One afternoon Yinghui left work early to get dressed for an evening function. It had not been a particularly stressful day, but she was fidgety and distracted. Hours before the event, she had begun to feel anxious; even thinking about what dress to wear and how to style her still-too-short hair made her nervous, which in turn filled her with self-loathing for having allowed such trivial concerns to enter her life.
She had been nominated for the Businesswoman of the Year awards, in the ‘Breakthrough’ category, in which she was the oldest person. The ceremony was held in the ballroom of a hotel in Jing’an, decorated with huge bouquets of pink flowers and banners bearing quotes from Sunzi’s Art of War: ‘Opportunities Multiply as They are Seized’; ‘A Leader Leads by Example, Not Force’. The other nominees all looked the same to Yinghui – pretty, sylphlike, twenty-something local women, their hair effortlessly long, curling featherlike towards their collarbones. Yinghui wished she had been nominated for the ‘Lifetime Achievement’ award that was made up almost exclusively of older Western women; she might have looked more delicate and feminine lined up next to them when the group photographs were taken.

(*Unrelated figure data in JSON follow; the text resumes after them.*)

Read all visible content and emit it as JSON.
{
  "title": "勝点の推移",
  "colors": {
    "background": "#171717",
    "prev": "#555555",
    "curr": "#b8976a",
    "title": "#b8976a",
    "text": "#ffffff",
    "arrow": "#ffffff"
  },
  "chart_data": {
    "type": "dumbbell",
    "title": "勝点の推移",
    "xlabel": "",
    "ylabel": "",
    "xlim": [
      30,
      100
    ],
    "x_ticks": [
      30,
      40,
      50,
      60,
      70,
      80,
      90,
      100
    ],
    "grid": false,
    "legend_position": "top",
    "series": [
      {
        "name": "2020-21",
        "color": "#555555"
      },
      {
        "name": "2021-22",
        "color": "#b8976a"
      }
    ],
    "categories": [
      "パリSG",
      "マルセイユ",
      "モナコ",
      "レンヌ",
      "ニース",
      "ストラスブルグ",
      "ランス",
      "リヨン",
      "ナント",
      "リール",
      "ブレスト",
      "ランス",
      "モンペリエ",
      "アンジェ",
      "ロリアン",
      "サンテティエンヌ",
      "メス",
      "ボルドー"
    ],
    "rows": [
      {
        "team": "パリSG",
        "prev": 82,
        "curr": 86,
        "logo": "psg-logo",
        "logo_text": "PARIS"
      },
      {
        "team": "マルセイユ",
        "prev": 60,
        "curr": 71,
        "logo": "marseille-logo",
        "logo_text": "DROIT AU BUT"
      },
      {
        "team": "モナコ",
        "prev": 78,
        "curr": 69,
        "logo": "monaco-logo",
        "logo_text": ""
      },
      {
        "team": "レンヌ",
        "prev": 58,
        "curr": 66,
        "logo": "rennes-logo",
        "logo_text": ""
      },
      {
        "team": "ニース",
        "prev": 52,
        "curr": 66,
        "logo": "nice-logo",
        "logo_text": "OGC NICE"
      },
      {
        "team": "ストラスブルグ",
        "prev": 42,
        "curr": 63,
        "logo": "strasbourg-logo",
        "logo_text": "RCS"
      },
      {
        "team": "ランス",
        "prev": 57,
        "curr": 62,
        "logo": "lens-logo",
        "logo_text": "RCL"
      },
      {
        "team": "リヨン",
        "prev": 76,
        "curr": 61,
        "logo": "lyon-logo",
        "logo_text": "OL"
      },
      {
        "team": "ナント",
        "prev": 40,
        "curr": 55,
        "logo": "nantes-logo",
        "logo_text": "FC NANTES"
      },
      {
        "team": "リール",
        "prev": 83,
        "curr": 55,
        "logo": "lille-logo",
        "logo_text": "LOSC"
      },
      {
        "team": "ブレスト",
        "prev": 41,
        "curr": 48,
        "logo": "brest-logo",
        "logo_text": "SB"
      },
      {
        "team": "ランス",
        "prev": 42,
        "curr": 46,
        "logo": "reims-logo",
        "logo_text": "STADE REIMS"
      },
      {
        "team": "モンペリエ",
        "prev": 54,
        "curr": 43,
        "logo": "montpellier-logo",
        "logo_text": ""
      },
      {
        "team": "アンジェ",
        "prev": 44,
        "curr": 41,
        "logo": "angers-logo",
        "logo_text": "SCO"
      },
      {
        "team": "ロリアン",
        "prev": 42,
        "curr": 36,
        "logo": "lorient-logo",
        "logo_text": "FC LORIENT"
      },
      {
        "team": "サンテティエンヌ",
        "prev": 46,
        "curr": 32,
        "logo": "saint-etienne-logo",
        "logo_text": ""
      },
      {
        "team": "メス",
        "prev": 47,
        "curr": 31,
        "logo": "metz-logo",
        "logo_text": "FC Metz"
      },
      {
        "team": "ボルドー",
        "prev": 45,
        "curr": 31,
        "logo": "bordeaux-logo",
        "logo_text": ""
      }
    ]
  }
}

Instead, surrounded by women at least ten years younger than herself, she looked square-cut and boxy. She did not win the award (which went to a girl of twenty-four who sold recycled toilet paper to Europe), but her work gained considerable publicity.
Among the guests were a few people she knew well, including one or two she considered friends, some business associates, and many others who were mere acquaintances. A man caught her eye but she couldn’t figure out which category he belonged to. He had a familiar gait – stiff at the joints, the way a marionette might walk, like an arthritic soldier. He was about her age, well-groomed, impeccably dressed, deliberate in his movements: the way he shook hands, firmly, or held chairs back for women, or leant forward to kiss them on both cheeks in a courteous but professional manner – every gesture seemed elegant yet practised. He carried an air of privilege, but he was certainly not Shanghainese. He was well packaged, Yinghui thought, the right age too. The right age: she hated how she had come to assess men this way, the way they assessed her – it was a way of seeing people that had seeped into her thinking unconsciously, as if by osmosis. Right age. Good match. A real woman. Style issues. That was what happened when you lived in Shanghai. She couldn’t escape it now.
She circled him from a distance, trying to work out whether she really knew him. He was wearing a light-grey suit made of a fabric with a faint herringbone pattern, a pale-blue shirt and a dark tie. His jawline was just turning from sleek to heavy. She eased her way through the throng, dodging precariously held champagne flutes, keeping him on the edge of her field of vision all the time. He was on his own now, reading a brochure, wandering away from the crowd, slowly circling the room. She moved closer, making sure he could not see her. Then, when the time was right, she turned and caught his eye. She felt a tightness in her throat, a quickening knot that threatened to turn swiftly into panic.
‘Sorry – Chee Keong? Justin?’
‘Yes. Leong Yinghui!’ He made a movement towards her, his head leaning forwards; but then he corrected himself and extended his hand. ‘Hi. My God, it’s been years. I’d never have thought I’d meet you at a business event.’
‘Justin Lim Chee Keong. What a surprise.’ She shook his hand as firmly as she could, with a brisk up-and-down movement. She wondered if her voice sounded artificially confident, over-bright. ‘How long has it been – ten years? More, perhaps.’